Ms. CHESLER: Well, we all want to have very good mothers. And if we have murderous mothers and envious mothers, we're going to blame ourselves, because it's too frightening to think that we're not in charge of our maternal affection line. So we remain unconscious about what threatens us and terrifies us. So too, mothers are not going to happily admit that a daughter, like Electra of, you know, Greek tragedy, that a daughter really prefers daddy and that nothing a mother can do is right, that the standards for a good-enough mother are ever so much higher than that for a good-enough father.

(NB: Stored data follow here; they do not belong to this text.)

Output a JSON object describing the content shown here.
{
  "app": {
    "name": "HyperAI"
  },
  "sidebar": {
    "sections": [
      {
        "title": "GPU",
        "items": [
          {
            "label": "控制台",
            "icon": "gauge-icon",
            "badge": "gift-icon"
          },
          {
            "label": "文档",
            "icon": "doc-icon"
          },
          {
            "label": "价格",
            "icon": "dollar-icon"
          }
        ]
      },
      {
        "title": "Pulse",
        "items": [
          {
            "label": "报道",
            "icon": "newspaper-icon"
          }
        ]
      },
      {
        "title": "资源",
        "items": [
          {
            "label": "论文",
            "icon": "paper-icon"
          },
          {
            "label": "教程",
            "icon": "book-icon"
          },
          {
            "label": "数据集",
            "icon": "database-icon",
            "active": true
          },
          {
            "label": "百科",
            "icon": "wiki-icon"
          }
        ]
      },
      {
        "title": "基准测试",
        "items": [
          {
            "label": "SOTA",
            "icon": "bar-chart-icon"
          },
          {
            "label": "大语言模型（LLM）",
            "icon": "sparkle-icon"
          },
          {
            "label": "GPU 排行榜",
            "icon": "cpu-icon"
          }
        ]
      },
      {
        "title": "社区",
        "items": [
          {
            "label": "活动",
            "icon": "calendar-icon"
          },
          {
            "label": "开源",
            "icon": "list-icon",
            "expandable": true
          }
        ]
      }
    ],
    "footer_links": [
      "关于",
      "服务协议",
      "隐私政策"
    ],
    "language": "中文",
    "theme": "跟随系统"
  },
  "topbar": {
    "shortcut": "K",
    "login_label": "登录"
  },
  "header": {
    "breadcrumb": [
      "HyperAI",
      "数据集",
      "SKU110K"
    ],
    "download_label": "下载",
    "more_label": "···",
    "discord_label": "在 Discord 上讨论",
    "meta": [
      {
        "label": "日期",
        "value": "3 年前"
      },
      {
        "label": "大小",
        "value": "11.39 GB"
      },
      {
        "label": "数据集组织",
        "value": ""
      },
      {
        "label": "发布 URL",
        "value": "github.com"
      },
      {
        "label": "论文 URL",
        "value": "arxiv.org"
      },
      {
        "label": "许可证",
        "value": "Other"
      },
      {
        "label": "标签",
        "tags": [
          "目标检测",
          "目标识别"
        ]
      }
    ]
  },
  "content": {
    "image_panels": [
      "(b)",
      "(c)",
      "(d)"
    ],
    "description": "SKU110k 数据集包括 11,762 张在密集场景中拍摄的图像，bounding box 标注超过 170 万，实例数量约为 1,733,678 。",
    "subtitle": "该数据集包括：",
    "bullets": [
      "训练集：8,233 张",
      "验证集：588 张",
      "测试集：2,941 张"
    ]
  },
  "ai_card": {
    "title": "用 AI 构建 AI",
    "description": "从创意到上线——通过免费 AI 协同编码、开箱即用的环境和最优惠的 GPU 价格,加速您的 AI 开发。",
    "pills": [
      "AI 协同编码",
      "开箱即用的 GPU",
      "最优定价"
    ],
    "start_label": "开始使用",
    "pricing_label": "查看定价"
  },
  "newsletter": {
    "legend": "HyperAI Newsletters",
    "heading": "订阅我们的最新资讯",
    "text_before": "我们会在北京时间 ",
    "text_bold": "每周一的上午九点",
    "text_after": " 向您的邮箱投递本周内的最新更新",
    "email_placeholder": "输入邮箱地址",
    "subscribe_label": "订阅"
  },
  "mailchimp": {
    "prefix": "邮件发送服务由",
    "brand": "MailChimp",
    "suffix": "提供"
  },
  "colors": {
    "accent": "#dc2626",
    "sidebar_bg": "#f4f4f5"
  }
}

And so mothers feel abandoned and heart-broken and daughters feel that indeed mothers are betraying them by. And Rebecca brings an example, not valuing motherhood, thereby rejecting the child herself. And also positioning the child not to become a mother, cutting off any future progeny of that child. And there were many second-wave feminists, myself included, who wrote very seriously about motherhood, who viewed it as a sacred choice. Who became mothers, perhaps not always at very young ages.
On the other hand Rebecca has an absolute point, and in the Salon piece I grant it to her fully. The most lionized, iconic, glamorous, sexually radical figures of the second wave were single women or symbolized not choosing motherhood as indeed a form of degraded, unpaid work, and or as Rebecca has it, as a form of even slavery.
And there was an ambivalence about motherhood, a fear of biological motherhood, which perhaps was understandable given how earlier generations of women were absolutely trapped into motherhood and multiplying as the only thing that a woman is fit to do. And I think that Rebecca is crying out to be paid attention to. The mothers to say I'm sorry that I hurt you, I didn't realize, I was bad, you're wonderful, I love you, you know, let's be close. That's what a daughter wants to hear.
CHIDEYA: Well, on that note, Phyllis, thank you.
Dr. CHESLER: Thank you very much.
CHIDEYA: Phyllis Chesler is the author of several books on women's issues, including the landmark "Women and Madness." You can hear my interview with Rebecca Walker in its entirety. Just go to our website nprnewsandnotes.org. And here's a quick hit of what you'll hear.
Ms. WALKER: You have to make compromises in order to maintain a stable partnership with someone. And that is something that I think my mother has been unable to do, because of a need to serve her muse only.